Over het algemeen ligt de grondwaterstand in het plangebied vrij diep. Een groot deel van het hemelwater zal dan ook in de bodem infiltreren. Echter, uit onderzoek blijkt dat er periodes zijn dat het grondwater ver omhoog komt. Het betreft kwel onder invloed van de nabijgelegen Utrechtse Heuvelrug. Omdat in die periodes weinig tot geen infiltratie mogelijk is, is het aanleggen van ondergrondse infiltratievoorzieningen af te raden. De werking hiervan is niet gegarandeerd.

Grondwateroverlast

Door de mogelijk hoge grondwaterstanden is de bouw van kelders een belangrijk aandachtspunt.
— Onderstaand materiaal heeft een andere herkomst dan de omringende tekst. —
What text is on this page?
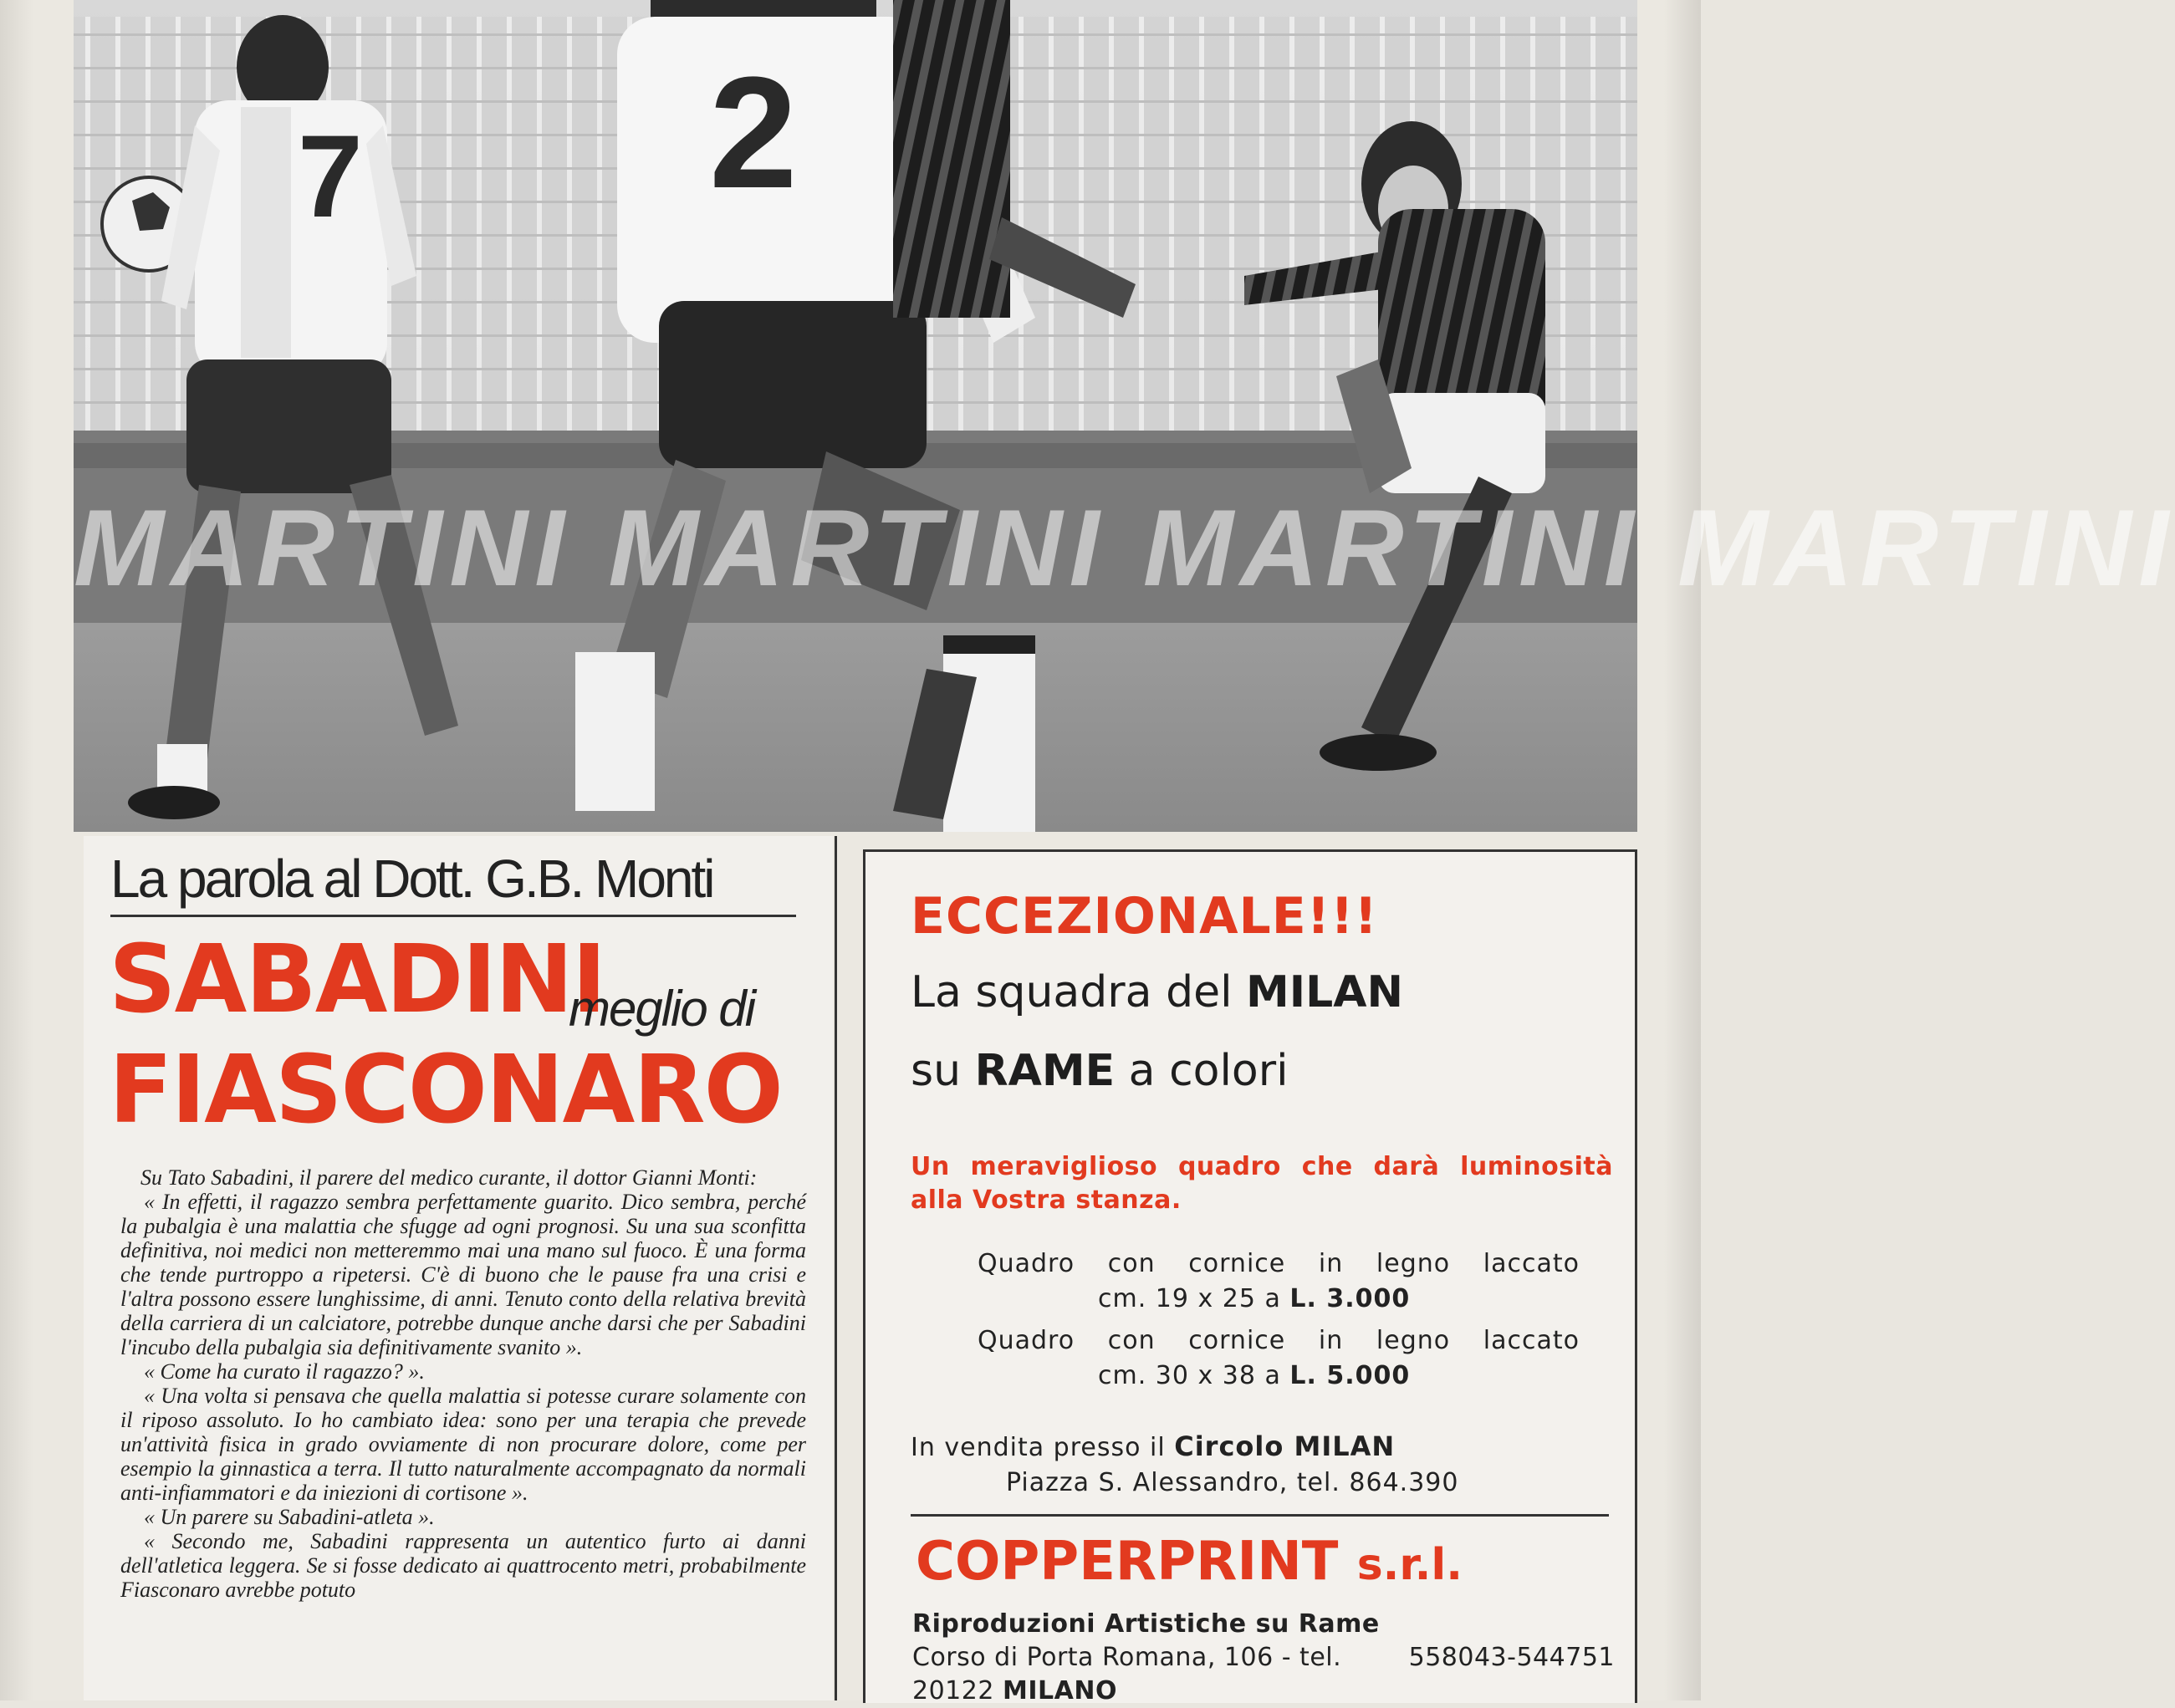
MARTINI MARTINI MARTINI MARTINI
7 2
La parola al Dott. G.B. Monti
SABADINI
meglio di
FIASCONARO

Su Tato Sabadini, il parere del medico curante, il dottor Gianni Monti:

« In effetti, il ragazzo sembra perfettamente guarito. Dico sembra, perché la pubalgia è una malattia che sfugge ad ogni prognosi. Su una sua sconfitta definitiva, noi medici non metteremmo mai una mano sul fuoco. È una forma che tende purtroppo a ripetersi. C'è di buono che le pause fra una crisi e l'altra possono essere lunghissime, di anni. Tenuto conto della relativa brevità della carriera di un calciatore, potrebbe dunque anche darsi che per Sabadini l'incubo della pubalgia sia definitivamente svanito ».

« Come ha curato il ragazzo? ».

« Una volta si pensava che quella malattia si potesse curare solamente con il riposo assoluto. Io ho cambiato idea: sono per una terapia che prevede un'attività fisica in grado ovviamente di non procurare dolore, come per esempio la ginnastica a terra. Il tutto naturalmente accompagnato da normali anti-infiammatori e da iniezioni di cortisone ».

« Un parere su Sabadini-atleta ».

« Secondo me, Sabadini rappresenta un autentico furto ai danni dell'atletica leggera. Se si fosse dedicato ai quattrocento metri, probabilmente Fiasconaro avrebbe potuto

ECCEZIONALE!!!
La squadra del MILAN
su RAME a colori
Un meraviglioso quadro che darà luminosità alla Vostra stanza.
Quadro con cornice in legno laccato
cm. 19 x 25 a L. 3.000
Quadro con cornice in legno laccato
cm. 30 x 38 a L. 5.000
In vendita presso il Circolo MILAN
Piazza S. Alessandro, tel. 864.390
COPPERPRINT s.r.l.
Riproduzioni Artistiche su Rame
Corso di Porta Romana, 106 - tel.	558043-544751
20122 MILANO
Advies is een kelderconstructie waterdicht uit te voeren om grondwateroverlast te voorkomen. Het permanent bemalen van kelders is niet toegestaan.

Duurzaam bouwen

In het verleden is gebleken dat koperen en zinken dakgoten een bron van vervuiling zijn voor het oppervlaktewater. Dergelijke goten zijn dan ook niet toegestaan. Naast het gebruik van koper en zink is ook het gebruik van lood en andere uitlogende bouwmaterialen ongewenst. Het advies van het Waterschap is om duurzame materialen te gebruiken in verband met emissies naar het hemelwater.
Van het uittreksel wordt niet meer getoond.